Layout, layers, and legends
- Non‑standard, ortholinear 60% layout without printed legends is divisive:
- Fans argue layers (numbers, arrows, nav, symbols) on home row and thumb keys are powerful, reduce hand travel, and quickly become muscle memory (e.g., Miryoku-style).
- Critics miss dedicated arrow/home/end/pgup blocks and worry about learning curve and rare-symbol recall.
- Multiple people explain that legended caps are expensive and layout‑specific; blank or minimally legended caps fit the niche, programmable nature of these boards.
Wireless, firmware, and electronics
- The build uses nice!nanos and ZMK; commenters confirm ZMK supports multi‑device BT, NKRO, layers, and a “primary + peripheral” or dongle mode for splits.
- Some praise nice!nano convenience (integrated battery management); others complain about the “keyboard tax” vs much cheaper generic nRF52 boards.
- One detailed thread discusses whether each half could simply be an independent keyboard versus coordinated halves doing layer logic on-board.
- A minority consider wireless a dealbreaker due to latency, reliability, and HID security.
Cases, materials, manufacturing & cost
- The machined aluminum case is widely admired and seen as solving common DIY issues like flexy PCBs and loose switches.
- Discussion compares 3D-printed (FDM vs SLA/MJF) vs machined metal cases, with cost and small-run economics cited as major constraints; steel would be heavier/quieter but pricier to machine.
- The prototype’s BOM is about $400; with tools and software, total project spend is estimated around $1K+. This leads to debate about realistic retail pricing (likely well above the ~$150 some wish for).
Alternatives, features & wishlists
- Many cross‑reference similar or alternative boards (Moonlander, Voyager, Glove80, UHK, Corne-ish Zen, etc.).

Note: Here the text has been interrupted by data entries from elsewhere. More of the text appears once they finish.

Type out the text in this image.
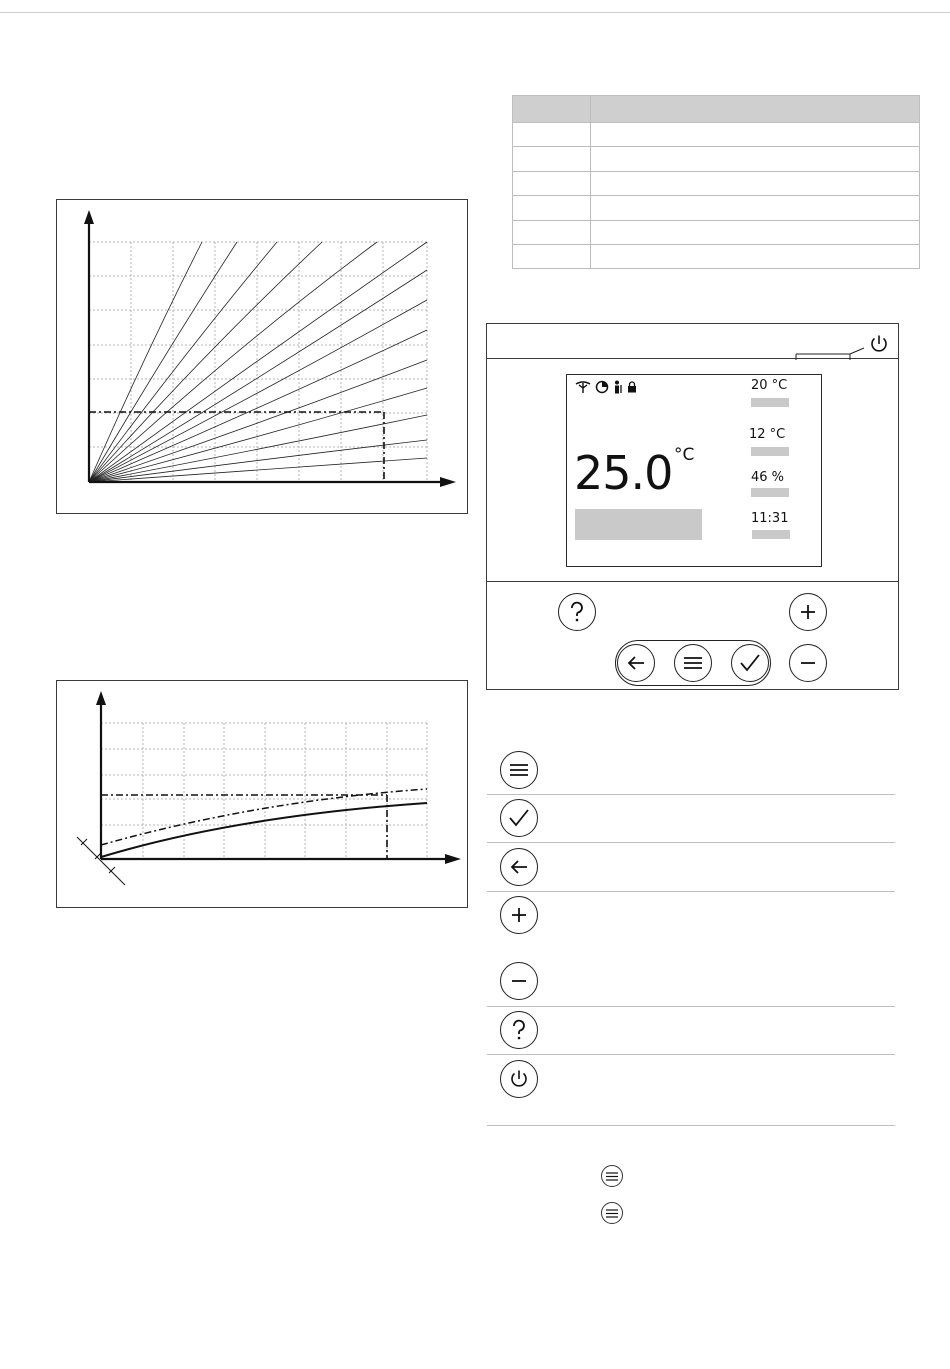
25.0 °C
20 °C
12 °C
46 %
11:31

- Strong interest in a future production run and/or DIY kits; people suggest:
- Optional wired mode, trackpad/trackpoint or trackball integration, magnetic pogo‑pin charging and attaching, multi‑device switching, and possibly more thumb keys or columnar/vertical stagger.
- Several note they’ve long wanted “a Magic Keyboard, but split in half”; some currently approximate this using two separate Magic Keyboards side by side.